Art Collecting Secrets
Collecting art has rules just like any other game. If you follow these you win and make a lot of money. An art appraiser is really just a game judge that tallies up the points your art scored. He tells you if you won or lost compared to what you paid. Unfortunately the rules are not published and have to be learned from experience. The most experienced appraiser is the better the judge of your art work.Here are a few of these “secret” art rules:
- Horizontal landscapes are more valuable than vertical ones.
- Paintings of cows, sheep and pigs are difficult to sell. Roosters are better than chickens.
- Paintings showing youth are better than ones portraying old age. Young women and children are better than men.
- Anything about death including paintings of church cemeteries are nearly impossible to sell.
- Bright colored paintings are better than dark ones.
- Unsigned art is definitely a negative.
- A painting in the artist’s typical style and subject is better than a one of their rare experimental pieces.
- Posthumous cast sculpture and re-strikes prints never bring the same price as ones done in the artist’s lifetime.
- The most expensive landscapes usually have calm water in them.
- Certain game birds are more desirable than others. Grouse, pheasants and woodcock are better than mallards and crows.
- Certain game animals are better than others. Elephants, lions, leopards are better than antelopes, wild boar and wolves.

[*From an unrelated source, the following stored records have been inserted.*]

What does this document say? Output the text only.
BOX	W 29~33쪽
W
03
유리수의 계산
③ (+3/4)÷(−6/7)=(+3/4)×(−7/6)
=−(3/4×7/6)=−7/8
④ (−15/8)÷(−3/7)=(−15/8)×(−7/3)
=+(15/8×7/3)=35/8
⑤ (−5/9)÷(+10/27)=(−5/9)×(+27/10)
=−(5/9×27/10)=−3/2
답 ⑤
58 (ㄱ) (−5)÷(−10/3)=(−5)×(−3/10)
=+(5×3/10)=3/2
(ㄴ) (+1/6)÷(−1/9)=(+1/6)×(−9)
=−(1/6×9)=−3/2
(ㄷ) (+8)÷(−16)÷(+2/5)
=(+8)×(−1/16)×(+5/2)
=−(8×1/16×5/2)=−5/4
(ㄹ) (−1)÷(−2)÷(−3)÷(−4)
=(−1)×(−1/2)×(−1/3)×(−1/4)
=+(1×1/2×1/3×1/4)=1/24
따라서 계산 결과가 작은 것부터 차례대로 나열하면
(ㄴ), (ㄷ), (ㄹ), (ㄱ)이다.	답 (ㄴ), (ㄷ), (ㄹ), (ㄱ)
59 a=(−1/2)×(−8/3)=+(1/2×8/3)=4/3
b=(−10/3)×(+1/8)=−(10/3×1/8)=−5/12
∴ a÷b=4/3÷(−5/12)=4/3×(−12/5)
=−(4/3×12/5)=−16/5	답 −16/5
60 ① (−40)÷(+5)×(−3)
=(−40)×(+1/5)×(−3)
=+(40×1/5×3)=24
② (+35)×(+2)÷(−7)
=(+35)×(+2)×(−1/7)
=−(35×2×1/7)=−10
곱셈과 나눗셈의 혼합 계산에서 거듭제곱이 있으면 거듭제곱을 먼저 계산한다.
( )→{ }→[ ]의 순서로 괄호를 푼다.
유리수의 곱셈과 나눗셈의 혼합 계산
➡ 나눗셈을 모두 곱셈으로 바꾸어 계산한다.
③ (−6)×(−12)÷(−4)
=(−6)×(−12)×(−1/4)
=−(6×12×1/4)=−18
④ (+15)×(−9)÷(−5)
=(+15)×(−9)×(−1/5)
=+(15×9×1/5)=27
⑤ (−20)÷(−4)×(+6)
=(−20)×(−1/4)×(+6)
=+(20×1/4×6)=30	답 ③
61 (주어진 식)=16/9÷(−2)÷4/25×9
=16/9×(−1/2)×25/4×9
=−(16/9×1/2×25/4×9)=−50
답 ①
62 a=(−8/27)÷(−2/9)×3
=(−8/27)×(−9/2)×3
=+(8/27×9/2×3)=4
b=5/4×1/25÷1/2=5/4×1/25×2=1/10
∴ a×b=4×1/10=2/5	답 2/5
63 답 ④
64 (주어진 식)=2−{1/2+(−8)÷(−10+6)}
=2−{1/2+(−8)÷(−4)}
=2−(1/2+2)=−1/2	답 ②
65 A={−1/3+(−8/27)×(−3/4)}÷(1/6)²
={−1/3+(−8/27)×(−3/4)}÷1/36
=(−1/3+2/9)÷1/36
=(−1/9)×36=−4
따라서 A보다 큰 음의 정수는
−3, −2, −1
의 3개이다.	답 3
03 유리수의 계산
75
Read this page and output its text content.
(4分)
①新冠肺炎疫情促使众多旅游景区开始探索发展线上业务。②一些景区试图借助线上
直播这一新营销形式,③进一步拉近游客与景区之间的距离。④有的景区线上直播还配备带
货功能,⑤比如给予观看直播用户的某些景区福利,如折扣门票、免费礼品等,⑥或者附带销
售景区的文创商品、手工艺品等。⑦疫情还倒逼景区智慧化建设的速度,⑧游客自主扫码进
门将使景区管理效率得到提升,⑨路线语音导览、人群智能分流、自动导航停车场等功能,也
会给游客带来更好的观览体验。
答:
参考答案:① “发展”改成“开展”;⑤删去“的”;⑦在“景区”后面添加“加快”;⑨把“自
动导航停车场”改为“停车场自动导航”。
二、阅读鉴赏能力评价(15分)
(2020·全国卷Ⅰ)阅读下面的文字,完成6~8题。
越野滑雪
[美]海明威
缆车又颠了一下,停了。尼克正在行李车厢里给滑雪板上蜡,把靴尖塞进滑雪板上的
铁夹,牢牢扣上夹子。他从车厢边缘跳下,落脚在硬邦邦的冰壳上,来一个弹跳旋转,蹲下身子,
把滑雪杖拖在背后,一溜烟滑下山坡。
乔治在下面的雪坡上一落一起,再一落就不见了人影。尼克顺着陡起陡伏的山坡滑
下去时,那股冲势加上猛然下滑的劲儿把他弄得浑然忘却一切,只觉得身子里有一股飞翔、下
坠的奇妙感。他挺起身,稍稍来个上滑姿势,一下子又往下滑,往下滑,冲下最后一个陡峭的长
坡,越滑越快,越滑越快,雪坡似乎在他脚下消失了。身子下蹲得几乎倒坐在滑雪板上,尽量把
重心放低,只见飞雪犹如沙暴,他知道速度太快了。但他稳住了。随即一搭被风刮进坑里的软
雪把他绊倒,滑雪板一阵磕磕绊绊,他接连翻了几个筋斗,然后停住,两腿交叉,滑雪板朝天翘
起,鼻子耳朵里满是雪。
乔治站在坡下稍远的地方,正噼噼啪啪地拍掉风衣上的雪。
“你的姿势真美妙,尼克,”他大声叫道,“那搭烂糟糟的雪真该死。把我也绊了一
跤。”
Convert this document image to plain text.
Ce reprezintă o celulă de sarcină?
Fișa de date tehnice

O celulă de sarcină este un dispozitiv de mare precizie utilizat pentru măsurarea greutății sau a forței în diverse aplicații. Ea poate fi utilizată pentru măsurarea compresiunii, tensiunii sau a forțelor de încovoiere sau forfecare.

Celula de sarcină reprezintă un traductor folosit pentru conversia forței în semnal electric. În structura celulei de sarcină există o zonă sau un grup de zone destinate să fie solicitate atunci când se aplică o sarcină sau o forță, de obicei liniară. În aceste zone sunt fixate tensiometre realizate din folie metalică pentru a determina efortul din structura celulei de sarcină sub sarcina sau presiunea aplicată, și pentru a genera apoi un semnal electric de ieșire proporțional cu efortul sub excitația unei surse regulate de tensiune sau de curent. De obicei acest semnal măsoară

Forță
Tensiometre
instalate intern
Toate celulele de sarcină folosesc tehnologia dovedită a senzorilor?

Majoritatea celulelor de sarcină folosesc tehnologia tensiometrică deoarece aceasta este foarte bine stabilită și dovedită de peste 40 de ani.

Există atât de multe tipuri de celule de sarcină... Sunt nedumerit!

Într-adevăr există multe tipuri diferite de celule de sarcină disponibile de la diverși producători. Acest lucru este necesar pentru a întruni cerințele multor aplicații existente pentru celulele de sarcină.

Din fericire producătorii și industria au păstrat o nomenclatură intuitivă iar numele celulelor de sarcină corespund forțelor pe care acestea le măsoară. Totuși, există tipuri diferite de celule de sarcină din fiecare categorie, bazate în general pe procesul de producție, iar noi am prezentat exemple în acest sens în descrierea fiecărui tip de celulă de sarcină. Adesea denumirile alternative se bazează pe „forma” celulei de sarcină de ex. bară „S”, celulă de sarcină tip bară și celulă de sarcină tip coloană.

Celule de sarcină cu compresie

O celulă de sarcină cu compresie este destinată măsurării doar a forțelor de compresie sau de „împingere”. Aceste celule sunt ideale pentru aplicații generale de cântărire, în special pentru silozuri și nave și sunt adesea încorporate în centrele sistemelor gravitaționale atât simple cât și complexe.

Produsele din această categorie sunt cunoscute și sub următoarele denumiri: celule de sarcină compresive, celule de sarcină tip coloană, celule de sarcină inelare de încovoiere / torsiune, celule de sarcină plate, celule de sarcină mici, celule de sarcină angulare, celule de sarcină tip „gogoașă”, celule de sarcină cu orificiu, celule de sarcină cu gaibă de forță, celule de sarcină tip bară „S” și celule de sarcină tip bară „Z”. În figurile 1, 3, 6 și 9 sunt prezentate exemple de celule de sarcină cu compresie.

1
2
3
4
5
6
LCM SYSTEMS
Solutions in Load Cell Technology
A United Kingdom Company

- Landscapes with horses and figures are better than just a sunny meadow. Mountains are better than a factory or shipyard scene.
- Floral still lifes bring more money than fruit ones. Some flowers are more desirable. Roses are best, chrysanthemum the least.
- Some breeds of dogs are more desirable. Spaniels, terriers and setters are best. Dachshunds and collies the least. A painting of a mongrel dog is near impossible to sell.